Но смеяться и плакать мы-то умеем почище других! Где же мы растеряли нашу музыкальность?
Герман Файн в своей проникновенной статье «Памяти Толи Якобсона» пишет:
«Жизнь и гибель Толи Якобсона – опровержение расистских толкований национальной сущности: в мистическом чувстве причастности к определённой нации никакой роли не играют ни кровь, ни предки по плоти. Анатолий Якобсон –«лицо еврейской национальности» - был носителем лучших черт русской интеллигенции, и только русский – и никакой иной дух – цементировал его земную жизнь, был её оправданием».
Я целиком согласен с этим. Пожалуй, вымарал бы только «мистическое чувство». Что ж уж там мистического в том, что человек родился, рос, учился и выучился в недрах определённого этноса и, естественно, несёт черты именно этого этноса, и никакого другого?
Мистическим, однако, является то, что Толя оказался в Израиле и именно в Иерусалиме он «приложился к народу своему».
Это старый спор, который мы вели когда-то на нарах в нашем 19-м лаготделении, на 4-м километре в Магадане в 1951 году.
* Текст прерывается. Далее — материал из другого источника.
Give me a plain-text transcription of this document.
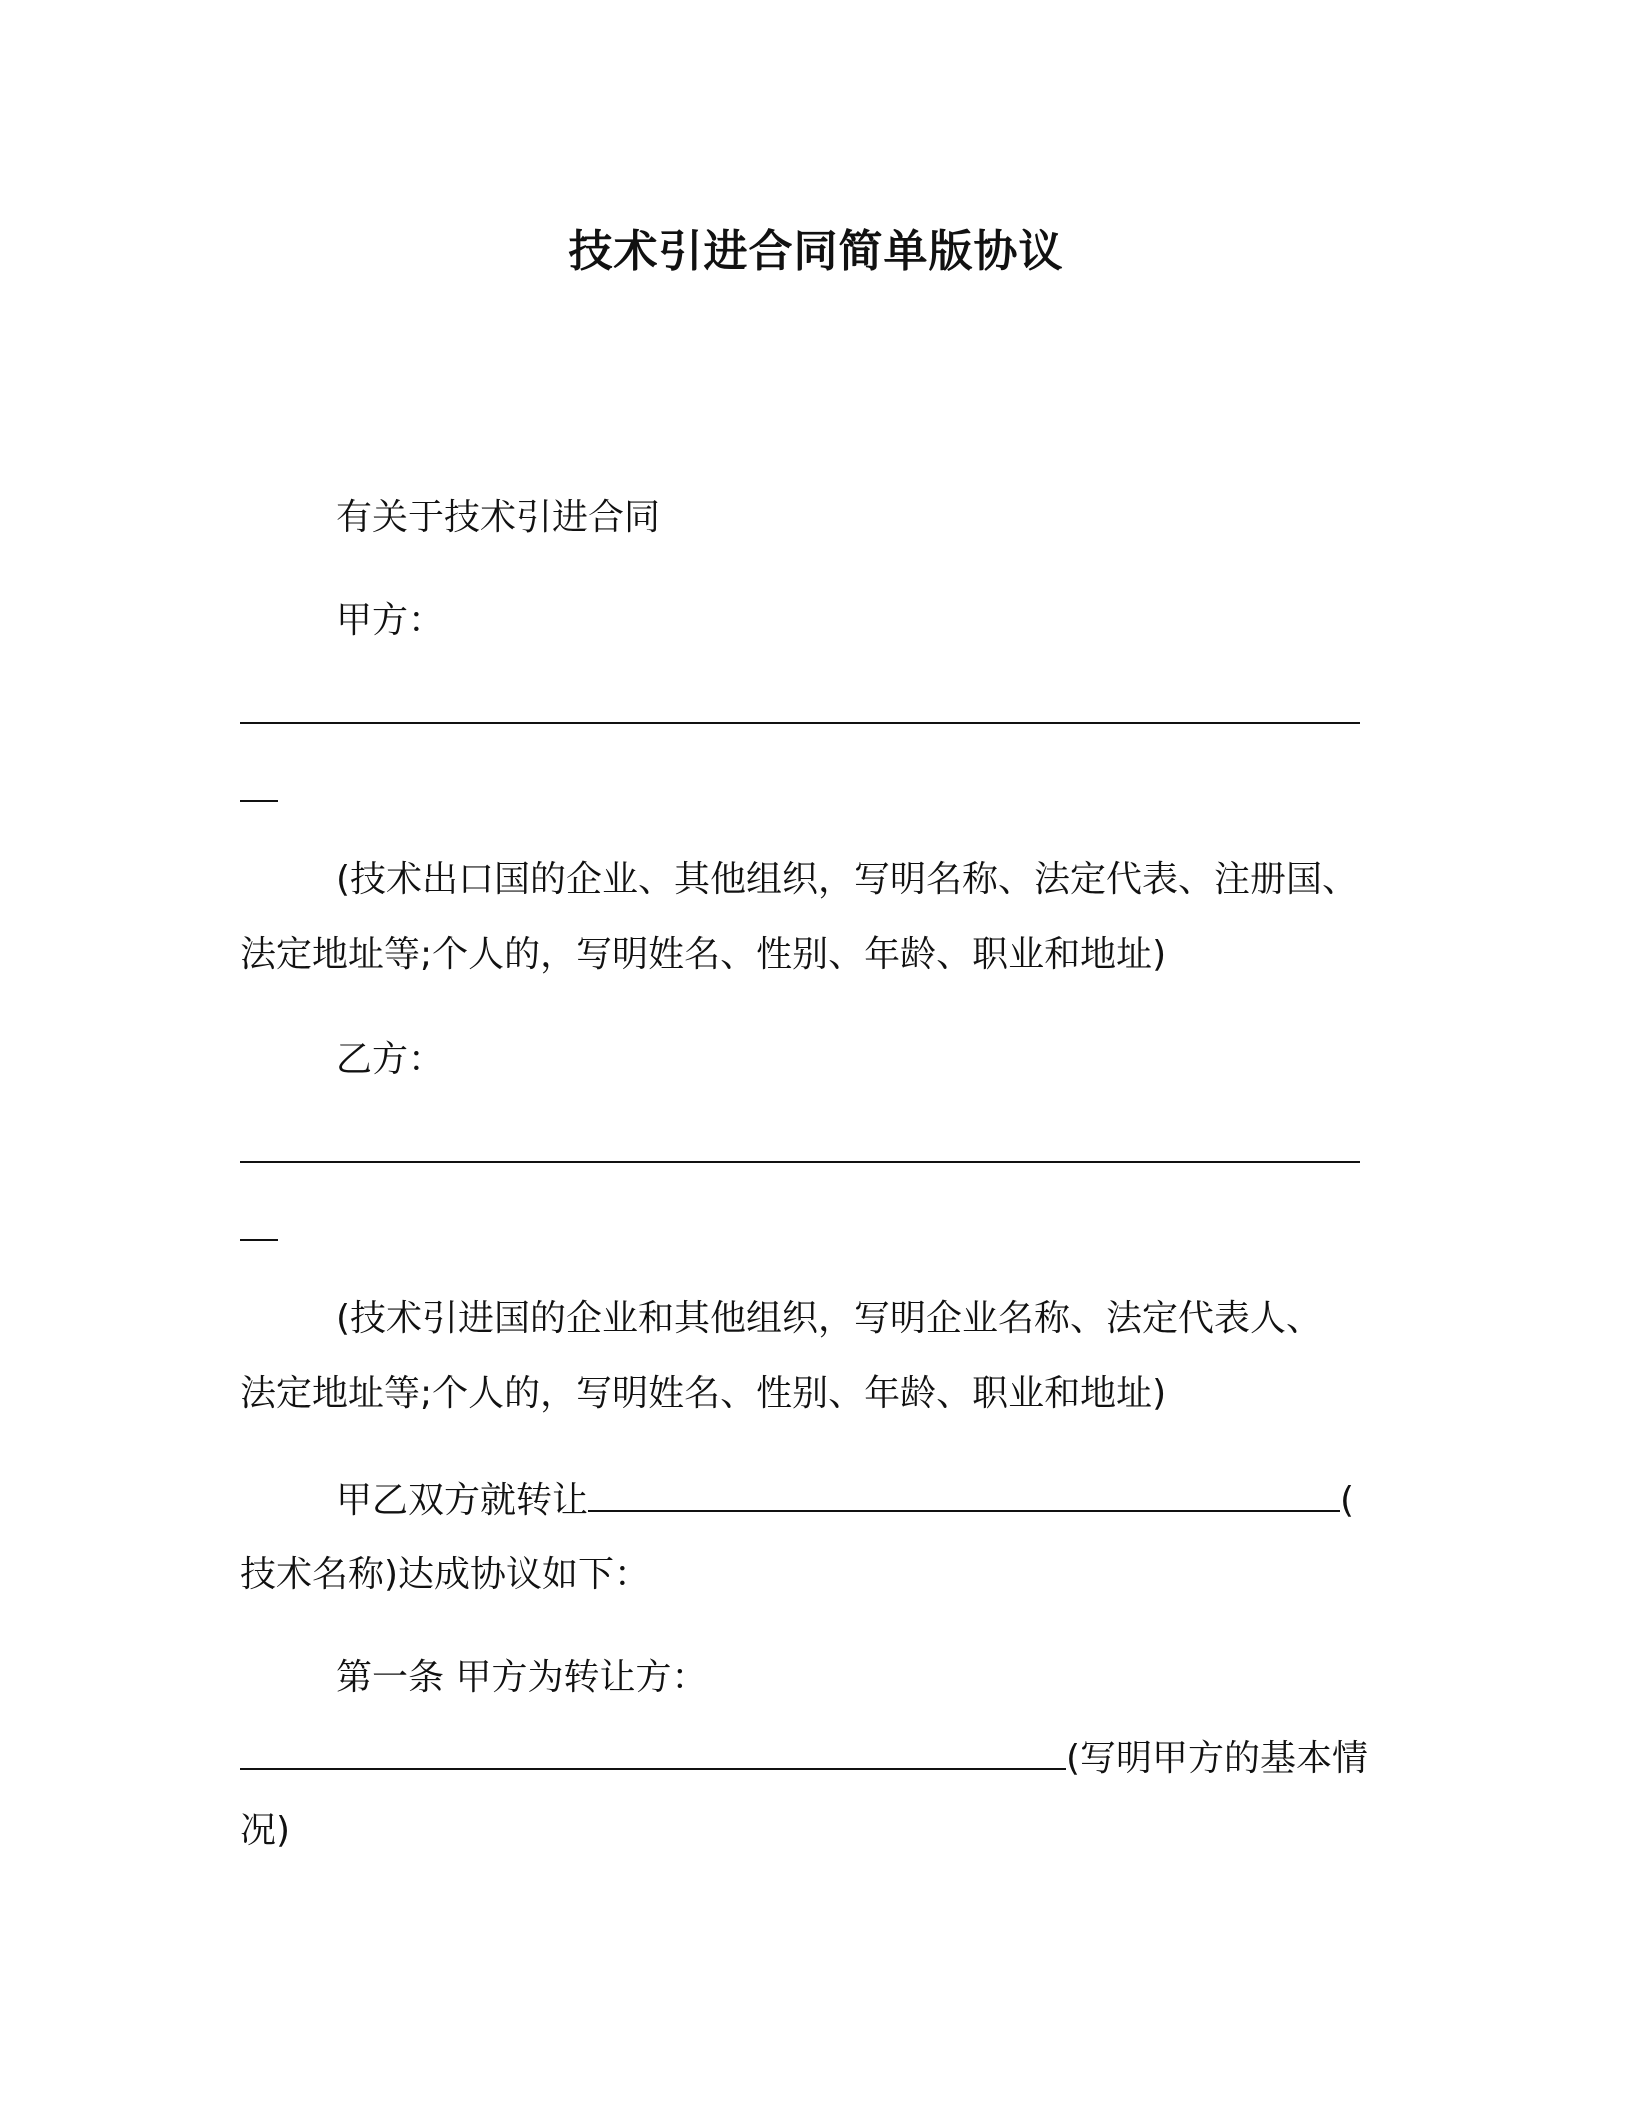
技术引进合同简单版协议
有关于技术引进合同
甲方：
(技术出口国的企业、其他组织，写明名称、法定代表、注册国、
法定地址等;个人的，写明姓名、性别、年龄、职业和地址)
乙方：
(技术引进国的企业和其他组织，写明企业名称、法定代表人、
法定地址等;个人的，写明姓名、性别、年龄、职业和地址)
甲乙双方就转让	(
技术名称)达成协议如下：
第一条 甲方为转让方：
(写明甲方的基本情
况)
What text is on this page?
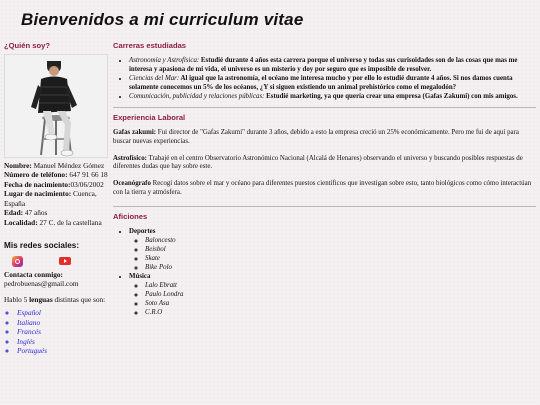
Bienvenidos a mi curriculum vitae
¿Quién soy?

Nombre: Manuel Méndez Gómez

Número de teléfono: 647 91 66 18

Fecha de nacimiento:03/06/2002

Lugar de nacimiento: Cuenca, España

Edad: 47 años

Localidad: 27 C. de la castellana

Mis redes sociales:
Contacta conmigo:
pedrobuenas@gmail.com
Hablo 5 lenguas distintas que son:
◦ Español
◦ Italiano
◦ Francés
◦ Inglés
◦ Portugués
Carreras estudiadas
• Astronomía y Astrofísica: Estudié durante 4 años esta carrera porque el universo y todas sus curisoidades son de las cosas que mas me interesa y apasiona de mi vida, el universo es un misterio y doy por seguro que es imposible de resolver.
• Ciencias del Mar: Al igual que la astronomía, el océano me interesa mucho y por ello lo estudié durante 4 años. Si nos damos cuenta solamente conocemos un 5% de los océanos, ¿Y si siguen existiendo un animal prehistórico como el megalodón?
• Comunicación, publicidad y relaciones públicas: Estudié marketing, ya que quería crear una empresa (Gafas Zakumi) con mis amigos.
Experiencia Laboral

Gafas zakumi: Fui director de "Gafas Zakumi" durante 3 años, debido a esto la empresa creció un 25% económicamente. Pero me fui de aquí para buscar nuevas experiencias.

Astrofísico: Trabajé en el centro Observatorio Astronómico Nacional (Alcalá de Henares) observando el universo y buscando posibles respuestas de diferentes dudas que hay sobre este.

Oceanógrafo Recogí datos sobre el mar y océano para diferentes puestos científicos que investigan sobre esto, tanto biológicos como cómo interactúan con la tierra y atmósfera.

Aficiones
• Deportes
◦ Baloncesto
◦ Beisbol
◦ Skate
◦ Bike Polo
• Música
◦ Lalo Ebratt
◦ Paulo Londra
◦ Soto Asa
◦ C.R.O
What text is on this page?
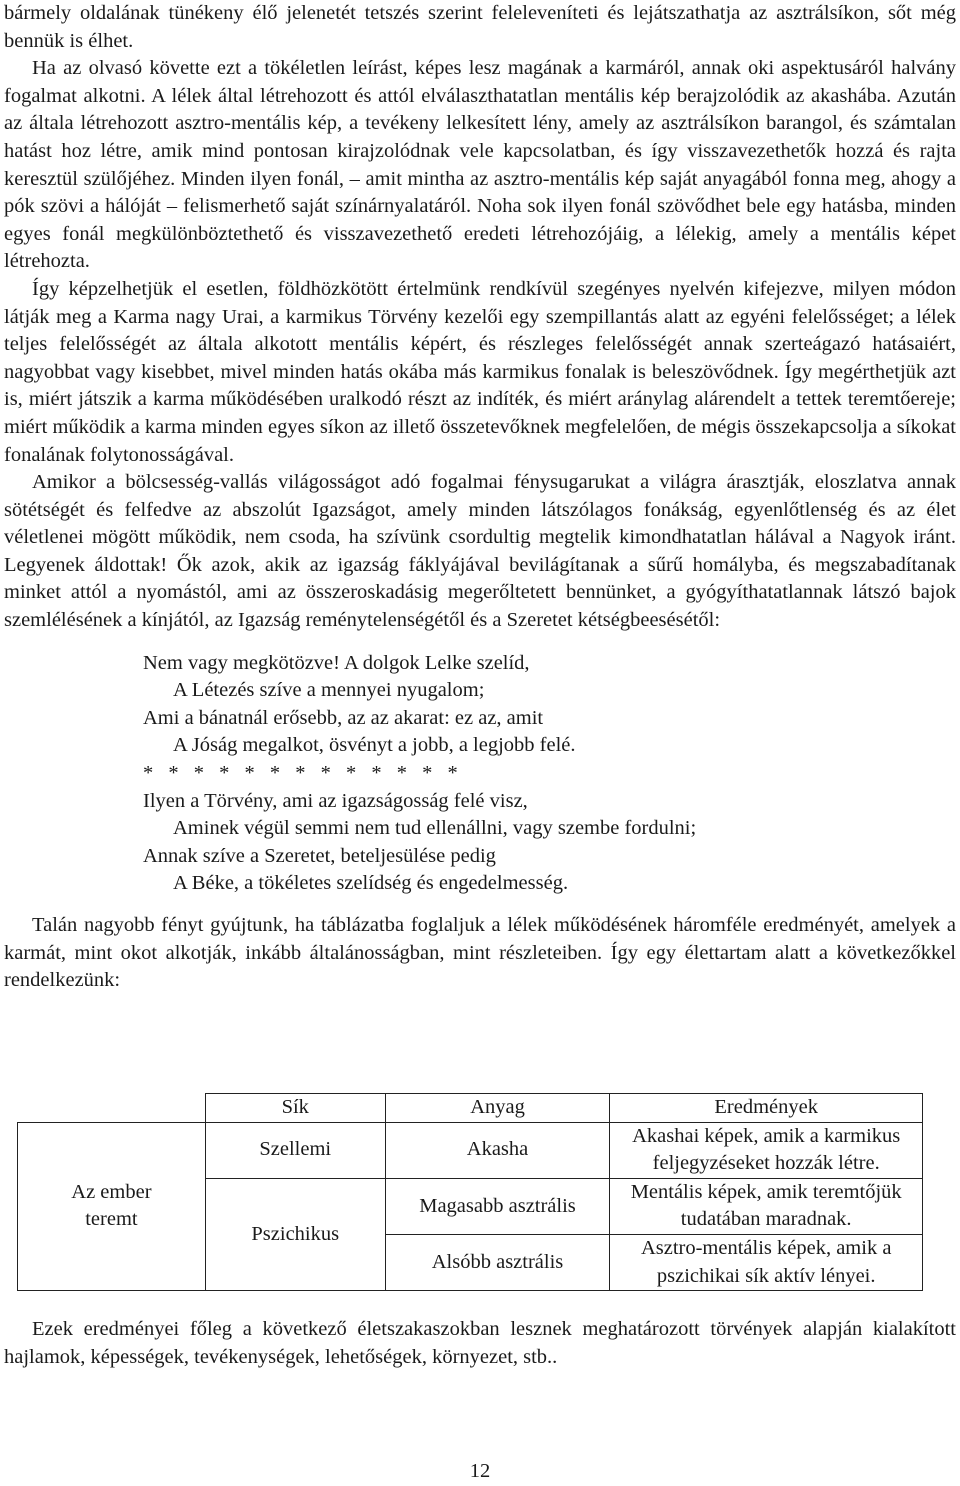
bármely oldalának tünékeny élő jelenetét tetszés szerint feleleveníteti és lejátszathatja az asztrálsíkon, sőt még bennük is élhet.

Ha az olvasó követte ezt a tökéletlen leírást, képes lesz magának a karmáról, annak oki aspektusáról halvány fogalmat alkotni. A lélek által létrehozott és attól elválaszthatatlan mentális kép berajzolódik az akashába. Azután az általa létrehozott asztro-mentális kép, a tevékeny lelkesített lény, amely az asztrálsíkon barangol, és számtalan hatást hoz létre, amik mind pontosan kirajzolódnak vele kapcsolatban, és így visszavezethetők hozzá és rajta keresztül szülőjéhez. Minden ilyen fonál, – amit mintha az asztro-mentális kép saját anyagából fonna meg, ahogy a pók szövi a hálóját – felismerhető saját színárnyalatáról. Noha sok ilyen fonál szövődhet bele egy hatásba, minden egyes fonál megkülönböztethető és visszavezethető eredeti létrehozójáig, a lélekig, amely a mentális képet létrehozta.

Így képzelhetjük el esetlen, földhözkötött értelmünk rendkívül szegényes nyelvén kifejezve, milyen módon látják meg a Karma nagy Urai, a karmikus Törvény kezelői egy szempillantás alatt az egyéni felelősséget; a lélek teljes felelősségét az általa alkotott mentális képért, és részleges felelősségét annak szerteágazó hatásaiért, nagyobbat vagy kisebbet, mivel minden hatás okába más karmikus fonalak is beleszövődnek. Így megérthetjük azt is, miért játszik a karma működésében uralkodó részt az indíték, és miért aránylag alárendelt a tettek teremtőereje; miért működik a karma minden egyes síkon az illető összetevőknek megfelelően, de mégis összekapcsolja a síkokat fonalának folytonosságával.

Amikor a bölcsesség-vallás világosságot adó fogalmai fénysugarukat a világra árasztják, eloszlatva annak sötétségét és felfedve az abszolút Igazságot, amely minden látszólagos fonákság, egyenlőtlenség és az élet véletlenei mögött működik, nem csoda, ha szívünk csordultig megtelik kimondhatatlan hálával a Nagyok iránt. Legyenek áldottak! Ők azok, akik az igazság fáklyájával bevilágítanak a sűrű homályba, és megszabadítanak minket attól a nyomástól, ami az összeroskadásig megerőltetett bennünket, a gyógyíthatatlannak látszó bajok szemlélésének a kínjától, az Igazság reménytelenségétől és a Szeretet kétségbeesésétől:

Nem vagy megkötözve! A dolgok Lelke szelíd,
A Létezés szíve a mennyei nyugalom;
Ami a bánatnál erősebb, az az akarat: ez az, amit
A Jóság megalkot, ösvényt a jobb, a legjobb felé.
* * * * * * * * * * * * *
Ilyen a Törvény, ami az igazságosság felé visz,
Aminek végül semmi nem tud ellenállni, vagy szembe fordulni;
Annak szíve a Szeretet, beteljesülése pedig
A Béke, a tökéletes szelídség és engedelmesség.

Talán nagyobb fényt gyújtunk, ha táblázatba foglaljuk a lélek működésének háromféle eredményét, amelyek a karmát, mint okot alkotják, inkább általánosságban, mint részleteiben. Így egy élettartam alatt a következőkkel rendelkezünk:

	Sík	Anyag	Eredmények
Az ember teremt	Szellemi	Akasha	Akashai képek, amik a karmikus feljegyzéseket hozzák létre.
	Pszichikus	Magasabb asztrális	Mentális képek, amik teremtőjük tudatában maradnak.
		Alsóbb asztrális	Asztro-mentális képek, amik a pszichikai sík aktív lényei.

Ezek eredményei főleg a következő életszakaszokban lesznek meghatározott törvények alapján kialakított hajlamok, képességek, tevékenységek, lehetőségek, környezet, stb..

12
Натан Забара, еврейский идишский писатель, утверждал, что Левитан, конечно, русский художник, но смотрел он на мир грустными еврейскими глазами…/p>
Ирма Друкер, другой еврейский идишский писатель, возражал Натану и говорил, что Левитан глубинный русский национальный художник – и точка…
Прошло уже много лет. И мои дорогие Натан и Ирма уже не с нами, и спор этот уже не актуален, ибо экзистенция страны нашей внесла ясность во все эти страсти, и я могу только испытывать чувство ревности, что «мистическое чувство причастности к определённой нации» у Толи Якобсона не проецировалось на его нацию. Тем более это не давало права Толе, с его абсолютным слухом, допустить остро некорректное сравнение демдвижения с сионистским.
Был один любопытный разговор в Москве, кажется, в 1967 году. Роллан Кадыев, молодой талантливый физик, джентльмен, один из лидеров крымских татар, спросил кого-то из «наших»:
«… все знают, что евреи мечтают об Израиле. Почему вас не слышно, где евреи?»
На что последовал ответ: «Есть некоторая возрастная разница в наших диаспорах… Вы, татары, упёрлись в стену советской власти – это ваша единственная проблема. Мы, сионисты, упёрлись в стену еврейского народа – и это наша единственная проблема».
Эти записки, чувствую, перенасыщены цитатами. Но, в конце концов, зачем «утруждаться», если это уже сделано намного лучше:
«Мы не звали народ ни к кому в объятия, не сулили ему ничьей благодарности за услуги и заслуги: мы строили и скрепляли народное единство и воспитывали сознание национальных задач. И потомки благославят нас за наши суровые призывы к эгоизму…
… и скажут: благо тем, которые в то смутное время, полное миражей и обольщений, умели выбрать прямую дорогу и повели свой народ навеки прочь от чужой помощи и чужого предательства».
Так Время – самый беспристрастный судия – вручает Жаботинскому сертификат на истину.